Today, neoconservatives support the expansion of democracy around the world, and the rollback of Islamofascism's threatening advance against the developing world's outposts of freedom.

But what really is a "neoconservative"? I think about this a lot, because while I'm Burkean in my basic ideological affinities for traditional culture and values, I firmly believe that America has a mission in the world to advance freedom and justice. Readers here occasionally point out the inconsistency of holding both Burkean and neoconservative positions simultaneously.

But I don't worry too much about it, particularly if one sees Burkean conservativism as a cover for the most paleoconservative isolationism imaginable. If that's what Burke's come to stand for today, I'd come down on the neoconservative side, if I had to take my pick.

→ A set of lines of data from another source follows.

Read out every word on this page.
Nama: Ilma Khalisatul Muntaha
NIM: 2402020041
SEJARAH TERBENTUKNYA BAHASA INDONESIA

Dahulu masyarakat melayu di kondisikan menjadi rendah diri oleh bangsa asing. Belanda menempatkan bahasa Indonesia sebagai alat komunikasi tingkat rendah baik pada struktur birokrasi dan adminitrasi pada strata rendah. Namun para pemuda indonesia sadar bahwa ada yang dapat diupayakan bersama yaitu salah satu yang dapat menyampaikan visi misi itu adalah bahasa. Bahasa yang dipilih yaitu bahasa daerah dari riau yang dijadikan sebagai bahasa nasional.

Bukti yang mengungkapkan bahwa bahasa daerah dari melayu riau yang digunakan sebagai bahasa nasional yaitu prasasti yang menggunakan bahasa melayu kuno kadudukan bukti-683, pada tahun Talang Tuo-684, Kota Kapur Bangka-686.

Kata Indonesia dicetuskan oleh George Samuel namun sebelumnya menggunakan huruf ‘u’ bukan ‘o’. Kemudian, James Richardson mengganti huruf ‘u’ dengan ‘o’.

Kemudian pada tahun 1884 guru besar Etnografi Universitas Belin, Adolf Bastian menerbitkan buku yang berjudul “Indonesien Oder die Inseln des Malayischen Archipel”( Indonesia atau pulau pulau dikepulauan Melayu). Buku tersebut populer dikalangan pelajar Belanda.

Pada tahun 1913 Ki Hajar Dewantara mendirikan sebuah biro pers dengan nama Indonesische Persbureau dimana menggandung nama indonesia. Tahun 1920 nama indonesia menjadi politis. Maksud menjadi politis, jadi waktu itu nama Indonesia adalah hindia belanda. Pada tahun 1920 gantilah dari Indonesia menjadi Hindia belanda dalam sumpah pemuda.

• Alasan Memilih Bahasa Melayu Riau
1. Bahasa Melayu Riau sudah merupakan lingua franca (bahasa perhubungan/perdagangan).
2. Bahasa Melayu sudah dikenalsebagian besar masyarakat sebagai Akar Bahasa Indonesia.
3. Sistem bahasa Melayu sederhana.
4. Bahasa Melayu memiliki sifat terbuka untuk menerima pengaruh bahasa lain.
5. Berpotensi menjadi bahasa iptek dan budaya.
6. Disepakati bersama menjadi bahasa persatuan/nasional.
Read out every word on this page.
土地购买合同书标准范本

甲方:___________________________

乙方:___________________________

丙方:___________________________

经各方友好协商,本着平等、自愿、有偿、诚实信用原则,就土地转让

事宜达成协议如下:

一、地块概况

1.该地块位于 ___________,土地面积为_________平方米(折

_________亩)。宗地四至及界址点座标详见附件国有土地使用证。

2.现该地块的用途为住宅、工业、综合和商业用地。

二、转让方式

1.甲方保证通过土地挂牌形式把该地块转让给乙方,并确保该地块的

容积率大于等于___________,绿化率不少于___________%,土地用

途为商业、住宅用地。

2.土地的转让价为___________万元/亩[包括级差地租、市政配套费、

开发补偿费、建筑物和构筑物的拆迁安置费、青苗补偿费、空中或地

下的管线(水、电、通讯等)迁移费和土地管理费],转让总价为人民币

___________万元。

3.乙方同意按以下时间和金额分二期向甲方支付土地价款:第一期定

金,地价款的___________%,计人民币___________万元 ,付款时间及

Mark Gerston, in his edited volume, The Essential Neo-Conservative Reader, notes that neoconservativism starts with Burkean essentialism, but it depart from Burkeanism's more reactionary inclinations:

In 1952, the sociologist Karl Mannheim wrote, "Conservativism arises as a counter-movement in conscious opposition to the highly organized, coherent, and systematic 'progressive' movement." From Edmund Burke to the present, systematic conservative theory tends to find much of its motivating impulse in critique. True to Mannheim's characterization, neoconservatism, too, has formulated its political positions in response to ideas generated by the left. From the early 1950s to the present day, neoconservatives have castigated liberalism for ignorance of the complexity of social action and the embedded wisdom in human systems, a lack of resolve in confronting evil, a laissez-faire attitude toward human virture, and an unwillingness to defend the critical ideas of American civilization from its discontents. Practically every neconservative argument and position can be seen as a reaction to one of the central ideas of liberalism.
And this is why the radical left mounts its frenzied campaign of demonization against the "neoconazis" in the Bush administration. Today's ideological battles center on competing visions of goodness in the world. For Americans who rightly see the forces of Islamic fundamentalism as the greatest threat to civilization since the Soviet empire, the hard-left represents a fifth column determined to undermine America's mission and values from within.

Much of the debate tends to caricature the views of those on both sides. All of those who support the global war on terror are not crazed Wolfowitz wannabes dead set on preventive airstrikes against Iran's nuclear program. Conversely, all of those troubled by the costs of America's liberation of Iraq - and especially the significant loss of human life on all sides - are not Chomskyite revolutionaries hellbent on the destruction of the United States and its purported project of global imperial expansion.

Yet, there are those who on the left would destroy America and the values of goodness for which she stands. Neoconservative belief - with its stress on anti-authoritarianism, domestic institutions of public order, personal propriety and responsibility - stands against such nihilism and deathlike ideology.

I gladly embrace the neoconservative label. I've been "
Radicalized by the Radicals." I believe that if neoconservativism forms the locus of resistance against the forces now intending to destroy the United States, it's an ideational holding ground for the good, to which more right thinking peope will gravitate to some degree, no matter how hard the antiwar hordes try to discredit it.